January 20, 2010

A Moment in Time


        While working on a new historical title, I realized that my most difficult challenge of all times existed in this project. I realized I needed to step into the head and heart of a Navajo male in the 1930s New Mexico, and I didn’t know a thing about the culture or the era.



          What was I thinking when I agreed to write this novel? How could I ever conduct enough research to make my story credible and compelling? For that matter, how could I create a story that was unpredictable and realistic? Those vital ingredients rested in my character and his role in my story. What my character would take for granted, I would find interesting, fascinating, even frightening. The project needed to be written in such a way that a Navajo Indian could pick up the book and believe the author had spent a considerable time with these Native Americans.
            I sighed. Aren’t all of our historical novels supposed to appeal to the reader in the same way?
            Ever been in my shoes - or moccasins - for lack of a better word? Research is time and money invested in a worthwhile project, and a professional writer needs to work smart. Wise use of my resources was in order. If I’ve learned anything over the past twelve years of publishing, it’s that going to the source of information is the best. I Googled the Bureau of Indian Affairs and searched for “Navajo.” Ah, a phone number in New Mexico Another concern was to phrase what I needed in the research in such a way that cultural sensitivity was not an issue. I despise the phrase “politically correct,” but we are a nation of proud people, and I wanted the Navajo who offered the research to know how much I valued and respected them. After a few calls, I was directed to the Navajo Library and Museum. After another call, I was directed to the museum’s curator. Bingo. She loved talking about the Navajo’s, and her enthusiasm sparked mine. She offered great assistance, and now I’m feeling good about the project.
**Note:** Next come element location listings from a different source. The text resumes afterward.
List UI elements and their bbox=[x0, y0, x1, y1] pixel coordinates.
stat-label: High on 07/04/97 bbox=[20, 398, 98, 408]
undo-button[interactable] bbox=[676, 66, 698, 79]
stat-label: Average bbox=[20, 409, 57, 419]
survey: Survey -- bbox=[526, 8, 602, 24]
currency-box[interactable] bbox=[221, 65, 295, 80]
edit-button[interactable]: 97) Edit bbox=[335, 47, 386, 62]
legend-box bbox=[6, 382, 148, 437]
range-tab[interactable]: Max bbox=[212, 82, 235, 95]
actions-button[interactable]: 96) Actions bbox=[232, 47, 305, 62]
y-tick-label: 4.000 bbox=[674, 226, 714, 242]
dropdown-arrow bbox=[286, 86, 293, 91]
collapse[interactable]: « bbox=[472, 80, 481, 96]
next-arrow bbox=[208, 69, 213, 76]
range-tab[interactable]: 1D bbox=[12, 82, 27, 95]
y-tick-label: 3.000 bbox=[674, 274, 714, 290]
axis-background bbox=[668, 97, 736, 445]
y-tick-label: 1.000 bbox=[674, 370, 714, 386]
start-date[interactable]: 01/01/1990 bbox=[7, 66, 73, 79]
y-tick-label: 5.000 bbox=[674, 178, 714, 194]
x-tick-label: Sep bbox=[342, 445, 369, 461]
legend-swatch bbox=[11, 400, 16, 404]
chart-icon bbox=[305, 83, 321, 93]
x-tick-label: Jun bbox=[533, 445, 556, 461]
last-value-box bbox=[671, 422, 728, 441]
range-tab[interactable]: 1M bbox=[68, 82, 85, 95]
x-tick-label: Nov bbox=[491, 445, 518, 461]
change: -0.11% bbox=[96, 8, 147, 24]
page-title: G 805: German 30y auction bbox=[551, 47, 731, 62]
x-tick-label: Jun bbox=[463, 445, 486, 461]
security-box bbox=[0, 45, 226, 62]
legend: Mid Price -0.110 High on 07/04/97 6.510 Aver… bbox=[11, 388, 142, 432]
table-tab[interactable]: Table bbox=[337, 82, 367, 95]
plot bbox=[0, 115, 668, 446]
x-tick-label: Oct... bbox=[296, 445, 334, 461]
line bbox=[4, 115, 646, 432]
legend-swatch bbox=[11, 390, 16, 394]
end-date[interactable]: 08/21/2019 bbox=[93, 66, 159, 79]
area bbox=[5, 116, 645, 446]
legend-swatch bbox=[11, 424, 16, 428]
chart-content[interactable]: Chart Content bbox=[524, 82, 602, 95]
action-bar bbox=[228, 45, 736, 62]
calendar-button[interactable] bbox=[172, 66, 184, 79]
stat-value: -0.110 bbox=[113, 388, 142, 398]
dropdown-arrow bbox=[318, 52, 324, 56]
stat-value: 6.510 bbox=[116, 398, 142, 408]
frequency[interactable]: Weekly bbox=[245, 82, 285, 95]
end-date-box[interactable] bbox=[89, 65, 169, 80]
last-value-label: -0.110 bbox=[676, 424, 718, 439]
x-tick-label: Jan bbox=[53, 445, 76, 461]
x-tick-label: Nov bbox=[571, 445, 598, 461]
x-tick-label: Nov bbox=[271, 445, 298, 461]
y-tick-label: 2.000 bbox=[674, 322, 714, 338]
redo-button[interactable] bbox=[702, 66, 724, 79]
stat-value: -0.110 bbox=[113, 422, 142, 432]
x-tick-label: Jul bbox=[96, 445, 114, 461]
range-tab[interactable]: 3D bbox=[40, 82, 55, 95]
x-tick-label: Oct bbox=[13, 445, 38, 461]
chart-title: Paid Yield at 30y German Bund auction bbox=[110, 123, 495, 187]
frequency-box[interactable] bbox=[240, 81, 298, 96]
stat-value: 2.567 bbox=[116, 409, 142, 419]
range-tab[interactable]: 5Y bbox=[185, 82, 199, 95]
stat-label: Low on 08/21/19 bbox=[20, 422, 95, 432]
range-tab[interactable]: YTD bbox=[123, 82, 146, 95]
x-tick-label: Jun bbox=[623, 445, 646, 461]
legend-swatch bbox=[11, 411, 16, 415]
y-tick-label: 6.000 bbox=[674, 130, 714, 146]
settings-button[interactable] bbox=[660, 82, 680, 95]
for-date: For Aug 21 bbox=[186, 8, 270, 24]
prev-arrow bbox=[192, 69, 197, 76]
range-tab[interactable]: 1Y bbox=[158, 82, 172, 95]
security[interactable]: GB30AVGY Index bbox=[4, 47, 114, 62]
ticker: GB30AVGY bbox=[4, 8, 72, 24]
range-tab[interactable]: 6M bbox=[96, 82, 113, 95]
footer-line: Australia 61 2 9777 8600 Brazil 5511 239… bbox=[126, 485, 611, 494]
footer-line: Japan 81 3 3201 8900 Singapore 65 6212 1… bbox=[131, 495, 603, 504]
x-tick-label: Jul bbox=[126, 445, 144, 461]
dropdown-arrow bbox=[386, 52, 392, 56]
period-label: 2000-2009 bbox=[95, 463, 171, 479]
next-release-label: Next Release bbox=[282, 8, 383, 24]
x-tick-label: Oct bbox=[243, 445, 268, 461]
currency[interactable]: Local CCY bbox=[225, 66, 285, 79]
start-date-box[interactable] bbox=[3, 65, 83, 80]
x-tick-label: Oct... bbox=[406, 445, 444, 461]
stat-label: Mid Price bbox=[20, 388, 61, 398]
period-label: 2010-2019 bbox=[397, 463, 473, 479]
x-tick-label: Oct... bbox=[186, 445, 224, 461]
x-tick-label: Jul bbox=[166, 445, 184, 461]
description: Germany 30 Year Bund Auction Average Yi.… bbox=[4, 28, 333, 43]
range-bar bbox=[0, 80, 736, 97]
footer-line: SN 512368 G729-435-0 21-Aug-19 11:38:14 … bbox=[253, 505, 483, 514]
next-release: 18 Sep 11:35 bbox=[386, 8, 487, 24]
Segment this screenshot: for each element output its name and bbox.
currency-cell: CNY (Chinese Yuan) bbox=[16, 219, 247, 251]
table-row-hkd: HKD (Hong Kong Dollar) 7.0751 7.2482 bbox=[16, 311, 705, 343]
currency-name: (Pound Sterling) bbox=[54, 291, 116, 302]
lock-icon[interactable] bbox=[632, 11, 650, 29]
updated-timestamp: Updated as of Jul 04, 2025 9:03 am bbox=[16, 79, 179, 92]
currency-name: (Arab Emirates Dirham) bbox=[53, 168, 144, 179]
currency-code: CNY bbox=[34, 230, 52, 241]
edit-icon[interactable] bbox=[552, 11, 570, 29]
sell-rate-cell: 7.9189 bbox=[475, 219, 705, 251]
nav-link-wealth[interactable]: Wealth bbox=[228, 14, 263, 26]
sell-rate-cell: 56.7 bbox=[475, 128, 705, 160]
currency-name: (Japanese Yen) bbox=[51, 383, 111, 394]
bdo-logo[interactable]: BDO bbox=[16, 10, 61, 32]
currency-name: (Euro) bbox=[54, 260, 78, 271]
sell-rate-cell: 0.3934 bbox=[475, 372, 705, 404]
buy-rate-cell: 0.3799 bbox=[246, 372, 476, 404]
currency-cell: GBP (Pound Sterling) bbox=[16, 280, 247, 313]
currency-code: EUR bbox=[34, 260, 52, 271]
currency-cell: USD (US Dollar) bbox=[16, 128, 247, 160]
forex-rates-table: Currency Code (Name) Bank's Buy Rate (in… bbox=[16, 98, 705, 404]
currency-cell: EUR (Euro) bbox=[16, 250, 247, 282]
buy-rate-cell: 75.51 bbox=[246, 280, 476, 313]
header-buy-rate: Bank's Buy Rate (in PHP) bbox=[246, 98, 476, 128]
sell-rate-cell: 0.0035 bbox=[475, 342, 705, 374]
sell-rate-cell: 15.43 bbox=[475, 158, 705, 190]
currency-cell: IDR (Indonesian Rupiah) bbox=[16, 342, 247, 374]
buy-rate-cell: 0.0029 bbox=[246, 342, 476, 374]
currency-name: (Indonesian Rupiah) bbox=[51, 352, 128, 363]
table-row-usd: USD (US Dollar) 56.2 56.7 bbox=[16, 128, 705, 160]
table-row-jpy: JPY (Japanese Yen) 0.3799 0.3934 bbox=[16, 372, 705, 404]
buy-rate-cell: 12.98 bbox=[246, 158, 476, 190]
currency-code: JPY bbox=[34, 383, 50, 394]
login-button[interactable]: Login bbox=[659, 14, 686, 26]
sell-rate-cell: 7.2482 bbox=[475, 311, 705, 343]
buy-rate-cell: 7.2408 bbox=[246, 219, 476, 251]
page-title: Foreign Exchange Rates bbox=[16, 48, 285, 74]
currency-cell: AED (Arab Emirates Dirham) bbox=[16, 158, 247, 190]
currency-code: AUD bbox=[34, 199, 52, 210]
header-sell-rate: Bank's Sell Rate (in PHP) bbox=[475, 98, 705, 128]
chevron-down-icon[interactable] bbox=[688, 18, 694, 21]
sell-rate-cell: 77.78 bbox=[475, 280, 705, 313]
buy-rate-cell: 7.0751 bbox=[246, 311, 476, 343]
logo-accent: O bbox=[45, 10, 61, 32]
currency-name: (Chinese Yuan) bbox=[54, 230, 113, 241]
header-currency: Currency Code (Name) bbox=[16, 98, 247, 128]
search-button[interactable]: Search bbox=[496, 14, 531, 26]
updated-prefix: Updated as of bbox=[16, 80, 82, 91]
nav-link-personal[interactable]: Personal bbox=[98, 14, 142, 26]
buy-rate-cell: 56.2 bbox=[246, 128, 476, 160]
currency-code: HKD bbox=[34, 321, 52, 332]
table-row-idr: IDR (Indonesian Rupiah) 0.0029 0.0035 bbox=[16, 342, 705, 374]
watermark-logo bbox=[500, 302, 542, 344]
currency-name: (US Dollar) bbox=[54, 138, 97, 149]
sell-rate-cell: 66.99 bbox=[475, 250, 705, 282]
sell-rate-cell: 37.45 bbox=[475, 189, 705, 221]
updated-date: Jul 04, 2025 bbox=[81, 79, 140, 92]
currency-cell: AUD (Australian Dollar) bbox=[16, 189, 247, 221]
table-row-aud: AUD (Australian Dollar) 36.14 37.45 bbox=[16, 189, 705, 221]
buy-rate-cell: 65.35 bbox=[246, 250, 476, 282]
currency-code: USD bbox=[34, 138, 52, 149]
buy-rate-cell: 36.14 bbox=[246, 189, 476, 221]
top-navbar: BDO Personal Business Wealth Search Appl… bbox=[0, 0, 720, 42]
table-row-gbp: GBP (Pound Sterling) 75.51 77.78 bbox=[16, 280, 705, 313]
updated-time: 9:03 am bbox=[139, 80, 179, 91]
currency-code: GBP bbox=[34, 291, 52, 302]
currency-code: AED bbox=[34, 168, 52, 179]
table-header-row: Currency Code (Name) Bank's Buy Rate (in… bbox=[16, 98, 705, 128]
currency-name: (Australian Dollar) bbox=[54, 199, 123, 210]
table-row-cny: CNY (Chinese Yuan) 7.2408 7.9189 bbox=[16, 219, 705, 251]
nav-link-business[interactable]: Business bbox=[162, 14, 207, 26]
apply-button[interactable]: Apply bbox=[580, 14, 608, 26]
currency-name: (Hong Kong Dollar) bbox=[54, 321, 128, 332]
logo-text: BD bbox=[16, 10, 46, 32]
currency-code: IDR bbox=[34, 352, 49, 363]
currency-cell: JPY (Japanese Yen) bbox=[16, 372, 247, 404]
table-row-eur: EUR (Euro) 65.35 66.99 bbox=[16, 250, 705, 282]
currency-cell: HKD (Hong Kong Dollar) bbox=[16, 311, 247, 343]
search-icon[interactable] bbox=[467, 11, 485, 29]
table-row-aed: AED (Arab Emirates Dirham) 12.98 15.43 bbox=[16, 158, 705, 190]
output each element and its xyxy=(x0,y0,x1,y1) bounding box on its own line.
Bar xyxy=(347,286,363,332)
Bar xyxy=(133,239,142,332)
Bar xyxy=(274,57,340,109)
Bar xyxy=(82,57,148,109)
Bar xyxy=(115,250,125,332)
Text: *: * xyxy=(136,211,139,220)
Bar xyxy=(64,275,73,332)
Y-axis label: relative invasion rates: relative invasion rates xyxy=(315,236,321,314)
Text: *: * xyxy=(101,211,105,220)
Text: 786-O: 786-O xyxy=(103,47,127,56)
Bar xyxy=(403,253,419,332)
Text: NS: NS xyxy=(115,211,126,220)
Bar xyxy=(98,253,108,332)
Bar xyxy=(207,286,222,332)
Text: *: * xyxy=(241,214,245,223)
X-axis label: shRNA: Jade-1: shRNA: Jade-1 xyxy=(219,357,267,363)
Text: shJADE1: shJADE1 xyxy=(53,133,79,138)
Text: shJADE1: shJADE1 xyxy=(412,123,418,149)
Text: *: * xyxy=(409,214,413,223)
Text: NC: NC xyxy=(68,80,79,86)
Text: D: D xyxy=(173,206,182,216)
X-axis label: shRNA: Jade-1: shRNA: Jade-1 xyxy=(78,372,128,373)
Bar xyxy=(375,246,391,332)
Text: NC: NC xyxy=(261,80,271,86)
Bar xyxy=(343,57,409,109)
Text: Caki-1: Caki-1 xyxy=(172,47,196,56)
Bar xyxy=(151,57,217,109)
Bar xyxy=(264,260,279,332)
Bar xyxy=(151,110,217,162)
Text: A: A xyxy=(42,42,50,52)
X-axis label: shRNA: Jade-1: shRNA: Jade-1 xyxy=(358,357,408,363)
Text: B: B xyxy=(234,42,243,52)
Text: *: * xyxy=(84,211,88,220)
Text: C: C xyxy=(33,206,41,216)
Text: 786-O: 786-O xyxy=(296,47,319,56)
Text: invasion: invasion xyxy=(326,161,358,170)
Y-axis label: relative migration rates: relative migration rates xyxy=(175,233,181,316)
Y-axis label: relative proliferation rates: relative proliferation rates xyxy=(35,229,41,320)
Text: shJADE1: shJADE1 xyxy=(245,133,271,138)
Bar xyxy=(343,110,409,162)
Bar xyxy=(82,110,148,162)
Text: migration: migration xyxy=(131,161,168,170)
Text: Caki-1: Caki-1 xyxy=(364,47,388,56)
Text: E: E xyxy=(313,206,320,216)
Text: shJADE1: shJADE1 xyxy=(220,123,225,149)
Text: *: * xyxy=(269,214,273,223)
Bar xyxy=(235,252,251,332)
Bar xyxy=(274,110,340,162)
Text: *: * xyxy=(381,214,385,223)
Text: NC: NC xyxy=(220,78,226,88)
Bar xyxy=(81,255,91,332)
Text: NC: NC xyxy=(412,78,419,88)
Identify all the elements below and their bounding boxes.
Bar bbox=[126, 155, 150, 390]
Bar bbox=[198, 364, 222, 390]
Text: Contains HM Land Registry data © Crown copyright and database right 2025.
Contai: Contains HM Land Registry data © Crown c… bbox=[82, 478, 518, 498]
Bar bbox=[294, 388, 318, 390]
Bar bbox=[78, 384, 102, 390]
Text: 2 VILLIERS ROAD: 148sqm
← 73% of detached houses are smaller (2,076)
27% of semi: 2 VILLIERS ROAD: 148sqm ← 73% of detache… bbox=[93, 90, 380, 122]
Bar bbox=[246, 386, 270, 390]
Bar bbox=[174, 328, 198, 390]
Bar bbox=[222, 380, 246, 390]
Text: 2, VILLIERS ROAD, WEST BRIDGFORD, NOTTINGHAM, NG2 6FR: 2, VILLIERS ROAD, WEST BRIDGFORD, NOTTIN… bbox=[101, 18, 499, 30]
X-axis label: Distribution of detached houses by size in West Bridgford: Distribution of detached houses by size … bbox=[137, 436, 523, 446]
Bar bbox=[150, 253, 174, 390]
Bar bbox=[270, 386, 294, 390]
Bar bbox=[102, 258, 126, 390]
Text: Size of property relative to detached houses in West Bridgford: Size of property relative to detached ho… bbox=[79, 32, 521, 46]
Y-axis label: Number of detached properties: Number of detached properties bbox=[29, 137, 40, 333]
             That’s what good research is all about: digging for facts and being persistent. Knowing what you need to make your story credible doesn’t have to be daunting. And don’t settle for mediocre information. Your readers deserve a story that takes them away from their world and into the one you’ve written - just for them.
Releases March 2010

 Click the book cover to pre-order you copy! 

8 comments:

brendalottakamaggiebrendan said...

DiAnn, without a doubt, I know you did your homework for this book. Looking forward to reading it. {{Hugs}}

Carla Gade said...

DiAnn, I was so pleased to read this post. I'm actually researching the Navojo, as well. My novel is set in 1875. I appreciate what you said about wanting it to be authentic and respectful.

Dr. Bill (William L.) Smith said...

Quite a challenge, good for you!

Bill ;-)

Hope you'll check out my book giveaway:
http://drbillsbookbazaar.blogspot.com/2010/01/book-giveaway-plum-pudding-murder.html

Vickie McDonough said...

Yep, DiAnn, I know what you mean. I'm getting ready to write a trilogy set in South Carolina in the late 1700s. Not my normal location or time period. But thanks to a visit to Charleston and lots of research books, I hope to take my readers on a journey that will suck them in and leave them feeling like they visited the area. Can't wait to read your new book!!

Tina Dee Books said...

I can't wait to interview you or Sage on my blog http://TheHomesteadHeart.com

I'm really looking forward to reading this book.

Debbie Gail Smith said...

Can't wait.

Brenda said...

Sounds like a great book!

Stephen Bly said...

DiAnn: Research can be great fun. But, as you pointed out so well, it can be a great stretch of abilities. Love your cover!